Enregistrement du transfert de propriété d'un bien
Une fois qu'un bien a été transféré par voie de renonciation, de vente ou de donation au « nom » du destinataire. Il est également important que le transfert soit enregistré dans les registres municipaux par voie de mutation.
Les droits de timbre sur les transferts sont payables conformément aux lois nationales applicables. Le droit de timbre sur un acte de donation peut être égal ou non au droit de timbre général que vous payez lors de la vente ou de la cession de la propriété. C'est différent selon les États de l'Inde.
Le tarif circulaire est le prix minimum auquel les droits de timbre sont payables en cas de transfert de biens immobiliers. Ces taux sont un indicateur des prix probables des propriétés dans les différentes régions. Les tarifs Circle varient selon les villes d'un même État et selon les localités d'une ville.

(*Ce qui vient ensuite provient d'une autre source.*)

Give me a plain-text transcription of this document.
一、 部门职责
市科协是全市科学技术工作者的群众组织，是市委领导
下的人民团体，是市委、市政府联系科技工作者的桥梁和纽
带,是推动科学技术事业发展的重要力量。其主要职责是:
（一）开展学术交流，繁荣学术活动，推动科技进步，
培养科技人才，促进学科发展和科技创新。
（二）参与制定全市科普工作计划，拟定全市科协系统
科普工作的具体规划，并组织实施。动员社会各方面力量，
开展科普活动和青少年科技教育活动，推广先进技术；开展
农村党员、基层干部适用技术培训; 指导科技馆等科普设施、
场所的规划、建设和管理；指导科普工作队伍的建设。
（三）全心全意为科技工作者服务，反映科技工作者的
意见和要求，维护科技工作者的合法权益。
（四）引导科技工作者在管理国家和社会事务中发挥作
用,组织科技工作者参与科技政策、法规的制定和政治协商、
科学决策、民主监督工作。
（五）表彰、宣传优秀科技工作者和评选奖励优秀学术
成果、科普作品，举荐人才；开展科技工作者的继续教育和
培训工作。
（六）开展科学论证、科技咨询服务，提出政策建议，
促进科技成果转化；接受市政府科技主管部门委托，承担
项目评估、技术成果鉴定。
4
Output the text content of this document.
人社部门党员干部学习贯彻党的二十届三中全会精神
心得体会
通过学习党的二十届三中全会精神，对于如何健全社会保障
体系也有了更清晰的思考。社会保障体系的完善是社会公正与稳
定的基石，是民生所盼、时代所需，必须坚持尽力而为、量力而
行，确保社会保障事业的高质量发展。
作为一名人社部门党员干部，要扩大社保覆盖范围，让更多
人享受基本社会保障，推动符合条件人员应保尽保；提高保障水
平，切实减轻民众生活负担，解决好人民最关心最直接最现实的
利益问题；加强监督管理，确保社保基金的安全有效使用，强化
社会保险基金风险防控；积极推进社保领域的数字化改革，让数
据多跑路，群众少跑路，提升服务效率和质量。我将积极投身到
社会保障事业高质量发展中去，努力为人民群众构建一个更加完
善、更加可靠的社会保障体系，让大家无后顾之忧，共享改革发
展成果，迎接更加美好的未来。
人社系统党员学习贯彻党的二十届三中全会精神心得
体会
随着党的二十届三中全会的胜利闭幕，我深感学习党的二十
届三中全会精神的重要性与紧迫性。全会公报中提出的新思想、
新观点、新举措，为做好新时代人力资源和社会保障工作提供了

Lorsque le prix réel payé par un acheteur est inférieur au tarif circulaire, les droits de timbre sont généralement payés selon le tarif circulaire. Cependant, un sous-greffier est requis pour autoriser l'enregistrement des biens même lorsque les droits de timbre payés sont inférieurs au taux circulaire. Cependant, elle peut saisir le document et statuer sur les droits de timbre appropriés. L'acheteur peut apporter la preuve que la transaction réelle est à la valeur indiquée sur l'acte, c'est-à-dire à la valeur de marché correcte.
Les gouvernements des États collectent les droits de timbre et les frais d'enregistrement sur la valeur déclarée ou sur le tarif circulaire, selon le montant le plus élevé, sur la propriété transférée. Ces frais sont généralement définis en pourcentage de la valeur de la transaction et varient d'un État à l'autre. Outre les droits de timbre, 1 % de la valeur de la propriété est généralement facturé à titre de frais d'enregistrement (pour enregistrer le document). Les droits de timbre payables si l'acheteur est une femme sont généralement inférieurs d'environ 1 % à 2 % dans la plupart des États. À Delhi, lorsque les acheteurs sont une ou plusieurs femmes, c'est 4 %, s'il s'agit uniquement d'hommes ou d'une personne morale, c'est 6 % et s'il s'agit d'un homme et d'une femme, c'est 5 %. Un supplément de 1 % est payable au titre des frais d'inscription.
Pour le vendeur de la propriété, l'impôt sur les plus-values serait calculé sur la valeur de la propriété telle que fixée par l'autorité chargée de l'évaluation des timbres, en particulier lorsque cette valeur est supérieure à la valeur déclarée de la propriété telle qu'elle apparaît sur l'acte de vente. Dans le cas de particuliers et de familles indivises hindoues recevant des propriétés appartenant à des personnes non apparentées, le taux de valeur circulaire de la propriété serait considéré comme le montant sur lequel l'impôt sur le revenu est dû conformément à la loi de l'impôt sur le revenu. Au cas où un acheteur l'obtiendrait à un prix inférieur, la différence serait imposable au titre des « Autres revenus ».